Sebelumnya, Gubernur DKI Jakarta, Pramono Anung, dan Kepala Dinas Lingkungan Hidup DKI Jakarta, Asep Kuswanto, telah melakukan audiensi dengan warga terkait permasalahan RDF Rorotan. Gubernur Pramono mengklaim bahwa teknologi yang digunakan di fasilitas tersebut berasal dari Eropa dan telah menginstruksikan Dinas Lingkungan Hidup (DLH) untuk segera melakukan perbaikan.

Pemerintah Provinsi DKI Jakarta juga berjanji untuk memasang alat pemantau kualitas udara di radius 4-5 km dari RDF Plant Rorotan. Selain itu, DLH Jakarta telah mengosongkan 800 ton sampah lama di dalam bunker dan berencana melakukan uji coba tanpa sampah untuk memastikan semua mesin dan proses berfungsi dengan baik.

"Kami akan memastikan sistem deodorizer pada timbunan sampah di bunker telah beroperasi optimal sepanjang waktu, termasuk melakukan pengujian kualitas gas buang pada cerobong dan deodorizer, sehingga kualitas gas buang memenuhi baku mutu lingkungan yang berlaku," jelas Asep Kuswanto.

Kontroversi seputar RDF Rorotan ini menyoroti tantangan kompleks dalam pengelolaan sampah di Jakarta.
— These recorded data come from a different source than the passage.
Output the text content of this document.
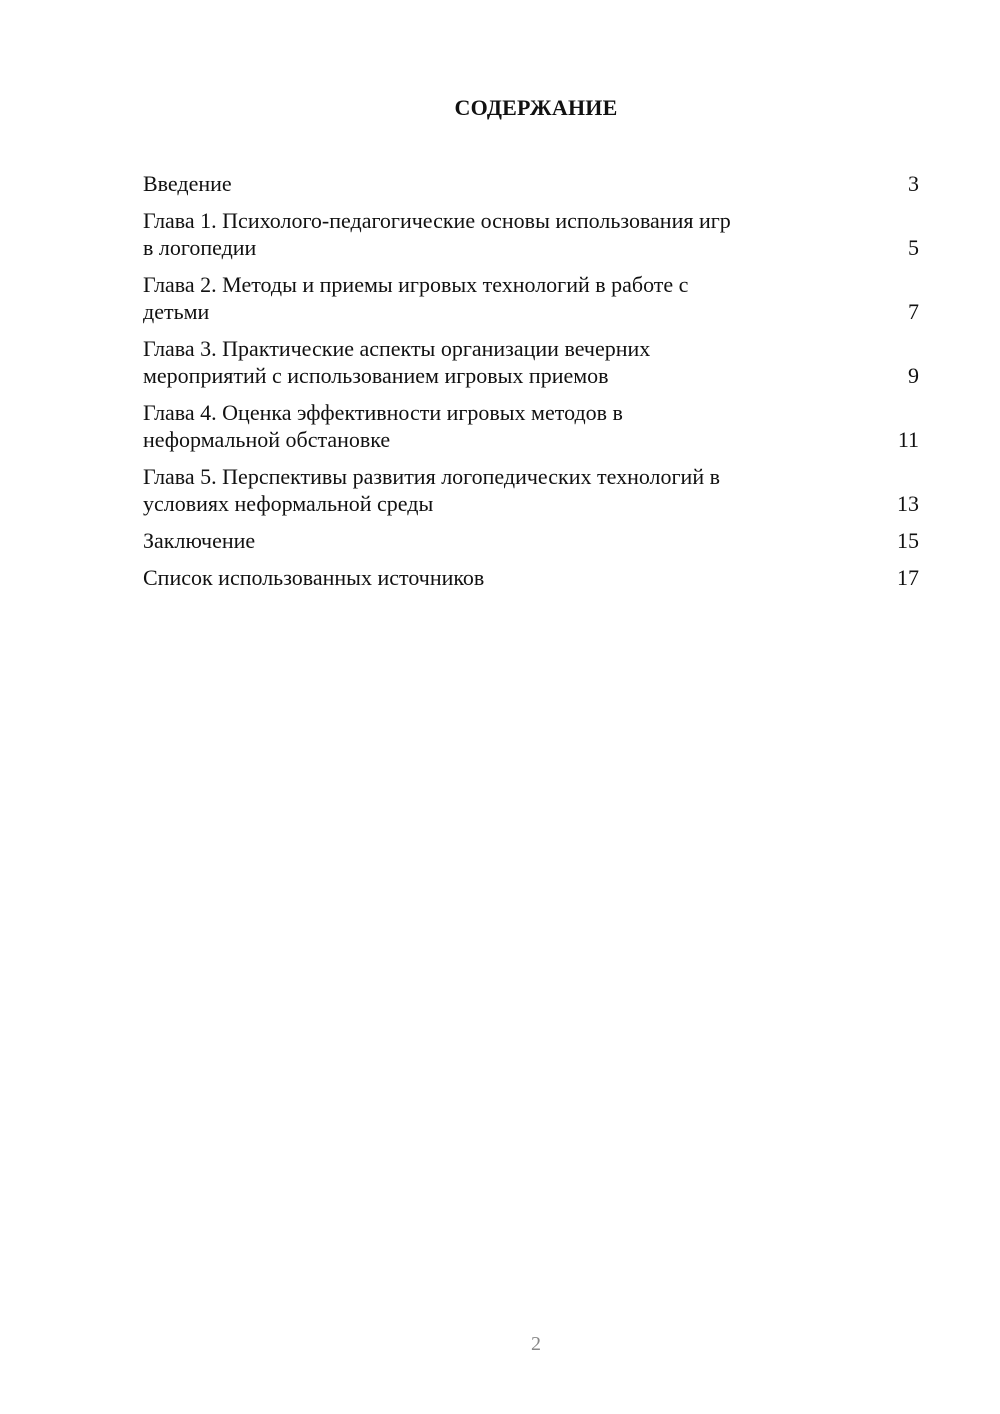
СОДЕРЖАНИЕ
Введение	3
Глава 1. Психолого-педагогические основы использования игр
в логопедии	5
Глава 2. Методы и приемы игровых технологий в работе с
детьми	7
Глава 3. Практические аспекты организации вечерних
мероприятий с использованием игровых приемов	9
Глава 4. Оценка эффективности игровых методов в
неформальной обстановке	11
Глава 5. Перспективы развития логопедических технологий в
условиях неформальной среды	13
Заключение	15
Список использованных источников	17
2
Meskipun pemerintah mengklaim RDF sebagai solusi modern, kritik dari Greenpeace dan masyarakat sipil menunjukkan bahwa masih banyak pekerjaan rumah yang harus diselesaikan untuk memastikan bahwa pengelolaan sampah dilakukan secara berkelanjutan dan tidak membahayakan lingkungan serta kesehatan masyarakat.